A prime example of their workload would be the Battle of Gettysburg, where medics attended over 50000 battle injuries and casualties in a short span of three days. With the number of medics on either side always being deficient, the available medics worked until they dropped. And that is exactly why bloody knives were never cleaned, hands were never washed, and sterilization was not even a possibility in most of the cases.
As we mentioned before, this helped gangrene to fester alongside a slew of other contagious diseases such as chickenpox, mumps, whooping coughs, and measles. These childhood diseases turned their ugly heads as epidemic demons among the ranks of soldiers.
What followed after that was the spread of diarrhea, malaria and typhoid, as the infected remained in the army or medical camps thanks to antibiotics not being a thing. Yet there was no stopping them either. For every soldier who died in battle, two died of diseases. However, blaming the SawBone doctors for these deaths would not be justified. Sadly, when Americans decided to kill each other in the early 1860s, the medical field was not yet capable of dealing with the disease and the massive injuries caused by industrial warfare. These medics simply did the best they could, even if it was somewhat of a messy business.
6 Civil War Medics Shaped The Foundation Of The Medical Industry
It is true what medics did during the Civil War was not all rainbows and sunshine. In fact, their deeds were far from it. But the general perception of Civil War medics being butchers is farthest from the truth. In fact, their hardship and challenges, along with their failures as much as their success, paved the way towards a medical revolution in America.

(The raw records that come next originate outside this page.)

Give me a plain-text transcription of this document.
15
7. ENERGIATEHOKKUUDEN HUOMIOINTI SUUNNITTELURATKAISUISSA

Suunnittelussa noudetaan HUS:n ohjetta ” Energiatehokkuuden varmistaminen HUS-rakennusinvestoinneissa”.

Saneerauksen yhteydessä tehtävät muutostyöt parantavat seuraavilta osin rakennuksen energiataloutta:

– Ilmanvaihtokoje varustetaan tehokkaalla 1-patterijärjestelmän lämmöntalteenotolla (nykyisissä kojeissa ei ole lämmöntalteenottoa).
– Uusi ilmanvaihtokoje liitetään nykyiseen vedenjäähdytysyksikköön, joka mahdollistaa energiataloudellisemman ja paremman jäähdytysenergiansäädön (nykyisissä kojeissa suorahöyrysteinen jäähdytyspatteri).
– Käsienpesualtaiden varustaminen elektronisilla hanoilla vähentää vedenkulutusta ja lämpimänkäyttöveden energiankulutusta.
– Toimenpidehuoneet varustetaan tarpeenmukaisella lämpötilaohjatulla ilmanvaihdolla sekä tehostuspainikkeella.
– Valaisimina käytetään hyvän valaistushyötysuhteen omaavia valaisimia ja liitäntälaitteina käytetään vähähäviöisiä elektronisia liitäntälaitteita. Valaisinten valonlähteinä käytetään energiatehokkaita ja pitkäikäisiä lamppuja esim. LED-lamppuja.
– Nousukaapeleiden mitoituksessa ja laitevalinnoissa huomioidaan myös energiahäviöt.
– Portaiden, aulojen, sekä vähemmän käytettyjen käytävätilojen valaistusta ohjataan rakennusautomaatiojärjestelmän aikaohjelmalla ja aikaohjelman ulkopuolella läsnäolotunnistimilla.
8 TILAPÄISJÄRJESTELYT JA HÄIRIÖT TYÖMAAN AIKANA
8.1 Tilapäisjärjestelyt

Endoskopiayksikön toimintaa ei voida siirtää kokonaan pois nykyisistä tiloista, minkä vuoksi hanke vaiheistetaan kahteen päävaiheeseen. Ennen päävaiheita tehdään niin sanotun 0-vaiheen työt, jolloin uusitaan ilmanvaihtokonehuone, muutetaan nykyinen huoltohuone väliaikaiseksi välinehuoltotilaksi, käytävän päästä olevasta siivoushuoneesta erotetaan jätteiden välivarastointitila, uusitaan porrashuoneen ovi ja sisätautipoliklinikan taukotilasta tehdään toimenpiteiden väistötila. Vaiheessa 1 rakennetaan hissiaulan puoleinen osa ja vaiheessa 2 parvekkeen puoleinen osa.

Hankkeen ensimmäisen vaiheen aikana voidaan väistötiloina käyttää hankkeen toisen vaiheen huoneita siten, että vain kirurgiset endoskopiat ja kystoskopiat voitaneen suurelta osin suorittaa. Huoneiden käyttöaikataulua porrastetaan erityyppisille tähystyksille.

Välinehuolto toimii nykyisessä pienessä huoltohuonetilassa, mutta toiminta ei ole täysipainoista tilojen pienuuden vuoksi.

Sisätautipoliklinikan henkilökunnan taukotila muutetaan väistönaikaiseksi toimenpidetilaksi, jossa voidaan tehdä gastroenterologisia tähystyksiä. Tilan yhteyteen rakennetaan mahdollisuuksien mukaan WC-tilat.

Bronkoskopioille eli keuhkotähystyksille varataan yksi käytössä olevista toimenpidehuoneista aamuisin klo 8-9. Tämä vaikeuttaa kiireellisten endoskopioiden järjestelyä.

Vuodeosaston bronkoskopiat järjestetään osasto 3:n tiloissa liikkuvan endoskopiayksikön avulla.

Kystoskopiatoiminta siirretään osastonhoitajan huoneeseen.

The innovative methods crafted by these inexperienced surgeons led to the invention of medical techniques that are used today as well. Amputations during the Civil War may be perceived as barbaric and rushed treatments, but with lots of trial and error, medics learned the most efficient ways of amputating without putting lives at risk.

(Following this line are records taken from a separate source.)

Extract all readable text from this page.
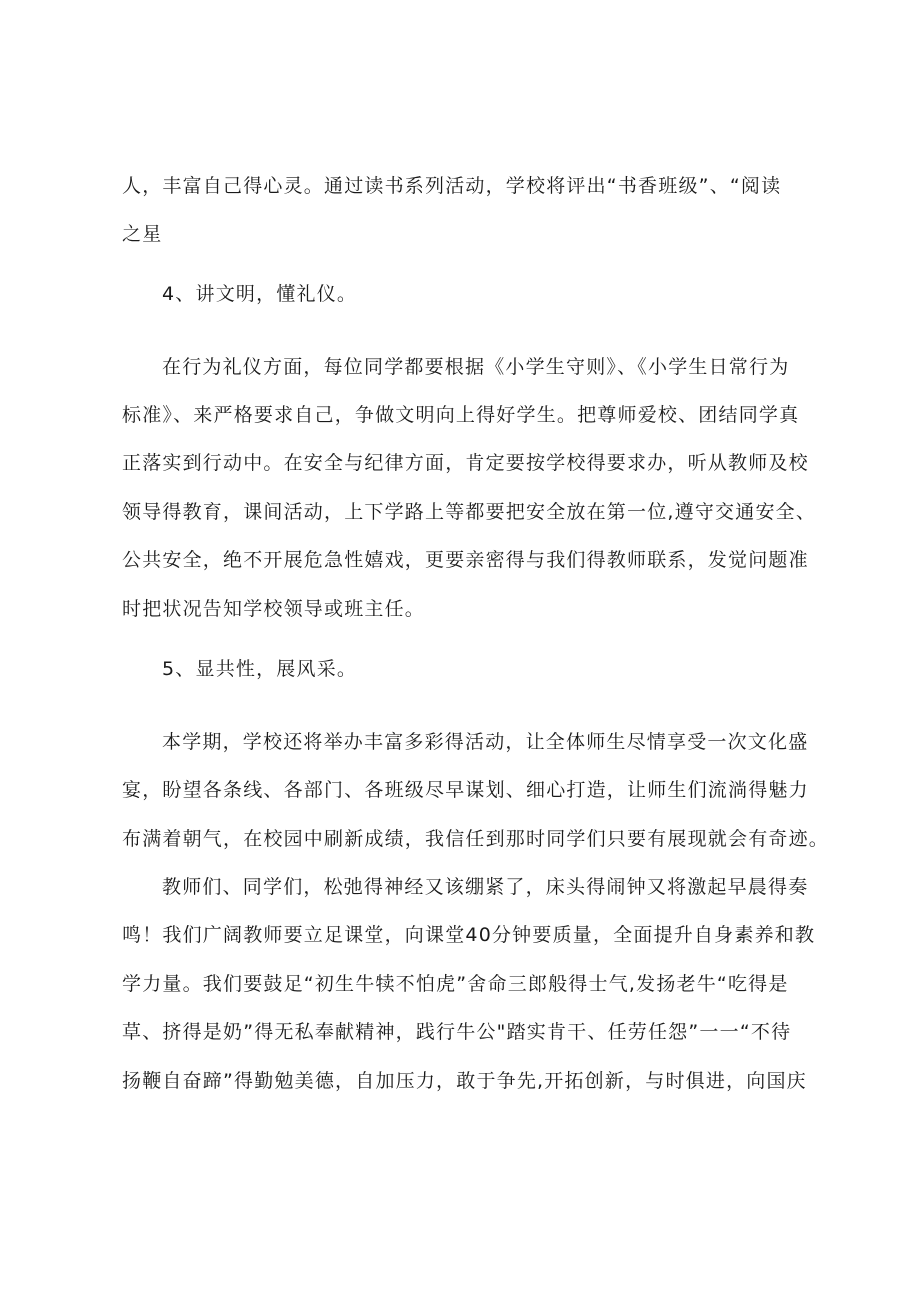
人，丰富自己得心灵。通过读书系列活动，学校将评出“书香班级”、“阅读
之星
4、讲文明，懂礼仪。
在行为礼仪方面，每位同学都要根据《小学生守则》、《小学生日常行为
标准》、来严格要求自己，争做文明向上得好学生。把尊师爱校、团结同学真
正落实到行动中。在安全与纪律方面，肯定要按学校得要求办，听从教师及校
领导得教育，课间活动，上下学路上等都要把安全放在第一位,遵守交通安全、
公共安全，绝不开展危急性嬉戏，更要亲密得与我们得教师联系，发觉问题准
时把状况告知学校领导或班主任。
5、显共性，展风采。
本学期，学校还将举办丰富多彩得活动，让全体师生尽情享受一次文化盛
宴，盼望各条线、各部门、各班级尽早谋划、细心打造，让师生们流淌得魅力
布满着朝气，在校园中刷新成绩，我信任到那时同学们只要有展现就会有奇迹。
教师们、同学们，松弛得神经又该绷紧了，床头得闹钟又将激起早晨得奏
鸣！我们广阔教师要立足课堂，向课堂40分钟要质量，全面提升自身素养和教
学力量。我们要鼓足“初生牛犊不怕虎”舍命三郎般得士气,发扬老牛“吃得是
草、挤得是奶”得无私奉献精神，践行牛公"踏实肯干、任劳任怨”一一“不待
扬鞭自奋蹄”得勤勉美德，自加压力，敢于争先,开拓创新，与时俱进，向国庆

The mortality reduced from 75% to 25% among amputation cases throughout the war.
Anesthesia inhaler, chest wounds, closure, and modern cosmetic surgery were invented during the Civil War. thanks to the complications that occurred during amputation surgeries.
The Civil War’s lessons helped the United States to come up with an ambulance to the ER system. Ambulances also got upgraded with spring suspensions and lockboxes to make sure that the injured reach hospitals not only in time, but safely as well.
Nightingale’s model of nursing was adopted in America soon after the war. Colonel Eli Lilly got inspired to lay the foundation of a pharmaceutical empire, and Clara Barton founded the American Red Cross. And all of this happened because a few thousand medics did whatever they could to salvage lives and inspire a nation.
What do you think? Were these medic heroes for revolutionizing the medical industry of the United States? Or were they really as the masses remember the butchers of the Civil War?